Sampling doesn't start when njobs > 1 for some models


#1

Recently I noticed that I can’t sample certain models with several parallel chains, while others work ok. For a minimal example of what doesn’t work:

import numpy as np
import pymc3 as pm

n = 96
X = np.random.rand(n, 1)
observed = np.random.rand(n)

with pm.Model() as model:
    cov = pm.gp.cov.ExpQuad(1, 1)
    gp = pm.gp.Latent(mean_func=pm.gp.mean.Zero(), cov_func=cov)
    gp_f = gp.prior('gp_f', X=X)
    val_obs = pm.Normal('val_obs', mu=gp_f, sd=0.1, observed=observed)

    trace = pm.sample(njobs=2)

No matter if run in a separate python script or from a notebook, the output is the following:

Auto-assigning NUTS sampler...
Initializing NUTS using jitter+adapt_diag...
Multiprocess sampling (2 chains in 2 jobs)
NUTS: [gp_f_rotated_]
  0%|                                                                              | 0/1000 [00:00<?, ?it/s]

Then it keeps indefinitely in this state, not loading the CPU at all.

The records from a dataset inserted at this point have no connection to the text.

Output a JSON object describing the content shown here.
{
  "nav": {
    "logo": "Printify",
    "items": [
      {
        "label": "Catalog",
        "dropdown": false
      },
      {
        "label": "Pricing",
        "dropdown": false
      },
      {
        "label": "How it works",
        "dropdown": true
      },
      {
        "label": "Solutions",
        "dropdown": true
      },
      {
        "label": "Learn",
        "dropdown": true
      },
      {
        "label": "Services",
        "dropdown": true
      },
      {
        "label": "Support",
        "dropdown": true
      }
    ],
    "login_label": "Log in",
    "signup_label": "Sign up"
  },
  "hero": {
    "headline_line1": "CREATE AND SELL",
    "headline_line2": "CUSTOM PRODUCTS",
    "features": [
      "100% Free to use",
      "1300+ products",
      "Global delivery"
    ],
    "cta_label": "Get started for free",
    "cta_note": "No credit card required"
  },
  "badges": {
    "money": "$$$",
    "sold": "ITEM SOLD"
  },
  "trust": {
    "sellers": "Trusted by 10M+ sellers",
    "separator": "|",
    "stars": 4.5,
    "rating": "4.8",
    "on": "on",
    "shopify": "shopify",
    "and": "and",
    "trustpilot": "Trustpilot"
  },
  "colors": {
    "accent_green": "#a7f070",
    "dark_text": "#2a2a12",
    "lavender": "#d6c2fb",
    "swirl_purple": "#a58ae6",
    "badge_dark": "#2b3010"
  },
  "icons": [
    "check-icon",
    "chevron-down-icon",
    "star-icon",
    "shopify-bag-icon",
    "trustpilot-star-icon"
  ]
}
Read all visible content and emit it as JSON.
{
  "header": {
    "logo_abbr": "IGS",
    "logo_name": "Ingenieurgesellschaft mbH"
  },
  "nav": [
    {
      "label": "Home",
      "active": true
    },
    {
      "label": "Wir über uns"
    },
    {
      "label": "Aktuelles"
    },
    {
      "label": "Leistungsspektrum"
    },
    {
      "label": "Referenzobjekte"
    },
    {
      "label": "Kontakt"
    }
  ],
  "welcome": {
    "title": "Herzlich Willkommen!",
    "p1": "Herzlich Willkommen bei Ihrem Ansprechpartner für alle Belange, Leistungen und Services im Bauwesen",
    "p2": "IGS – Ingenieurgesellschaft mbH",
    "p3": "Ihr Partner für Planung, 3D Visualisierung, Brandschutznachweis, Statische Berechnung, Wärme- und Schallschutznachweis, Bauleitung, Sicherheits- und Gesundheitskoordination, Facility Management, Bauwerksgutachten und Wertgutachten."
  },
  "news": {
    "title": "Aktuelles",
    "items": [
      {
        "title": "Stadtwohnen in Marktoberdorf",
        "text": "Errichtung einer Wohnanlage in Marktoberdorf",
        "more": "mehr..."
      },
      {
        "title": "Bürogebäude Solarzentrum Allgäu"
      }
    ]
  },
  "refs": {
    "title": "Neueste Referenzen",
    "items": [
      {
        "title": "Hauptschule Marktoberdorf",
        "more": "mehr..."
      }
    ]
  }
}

The traceback when interrupting the process after some waiting:

Traceback (most recent call last):
  File "tmp.py", line 14, in <module>
    trace = pm.sample(njobs=2)
  File "*/anaconda3/lib/python3.6/site-packages/pymc3/sampling.py", line 437, in sample
    trace = _mp_sample(**sample_args)
  File "*/anaconda3/lib/python3.6/site-packages/pymc3/sampling.py", line 967, in _mp_sample
    traces = Parallel(n_jobs=cores)(jobs)
  File "*/anaconda3/lib/python3.6/site-packages/joblib/parallel.py", line 789, in __call__
    self.retrieve()
  File "*/anaconda3/lib/python3.6/site-packages/joblib/parallel.py", line 699, in retrieve
    self._output.extend(job.get(timeout=self.timeout))
  File "*/anaconda3/lib/python3.6/multiprocessing/pool.py", line 638, in get
    self.wait(timeout)
  File "*/anaconda3/lib/python3.6/multiprocessing/pool.py", line 635, in wait
    self._event.wait(timeout)
  File "*/anaconda3/lib/python3.6/threading.py", line 551, in wait
    signaled = self._cond.wait(timeout)
  File "*/anaconda3/lib/python3.6/threading.py", line 295, in wait
    waiter.acquire()
KeyboardInterrupt
^C

This is really a minimal example: if I reduce n from 96 to 95 sampling succeeds! Various other models also work without problems. And the example above works correctly if set njobs = 1.

I can reproduce it on two Linux PCs, where everything python-related is installed in the same way using anaconda in a docker container.
Any ideas how to debug the issue?


#2

This is likely a memory problem. I see it all the time on my mac… Setting njobs=1 helps because either the model can run, and if it fail now it wont fail silently.


#3

By memory problem you mean low memory, right? That’s surprising because the machines have 64 gigs of ram, and anyway, much larger models including GPs can be sampled (using njobs = 1).


#4

hmm, in that case maybe it is a joblib problem, I remember seeing one in issues: https://github.com/pymc-devs/pymc3/issues/2640 not sure if it is related though.


#5

It’s very difficult to guess what’s the problem as it doesn’t raise any exception - just stalls indefinitely. Maybe there is something like “verbose” mode in pymc, or similar?


#6

There is a theano verbose mode, but in this case the problem is likely joblib related. Maybe you can try turning on the verbose in joblib https://pythonhosted.org/joblib/parallel.html


#7

Well, the joblib verbose mode doesn’t seem to help at all: it prints many messages of the form Pickling array (shape=(*,), dtype=float32)., and still no errors while sampling stalls.


#8

I am curious if there is any update on this post? I have similar problem.


#9

Yeah, I also still experience this issue, and not only for the model mentioned in the first post. Entirely different classes of models don’t sample in multiple processes, so that’s not related to gaussian processes as I thought at first.


#10

I suspect it is something to do with joblib pickling - unfortunately cannot really pin down where went wrong yet.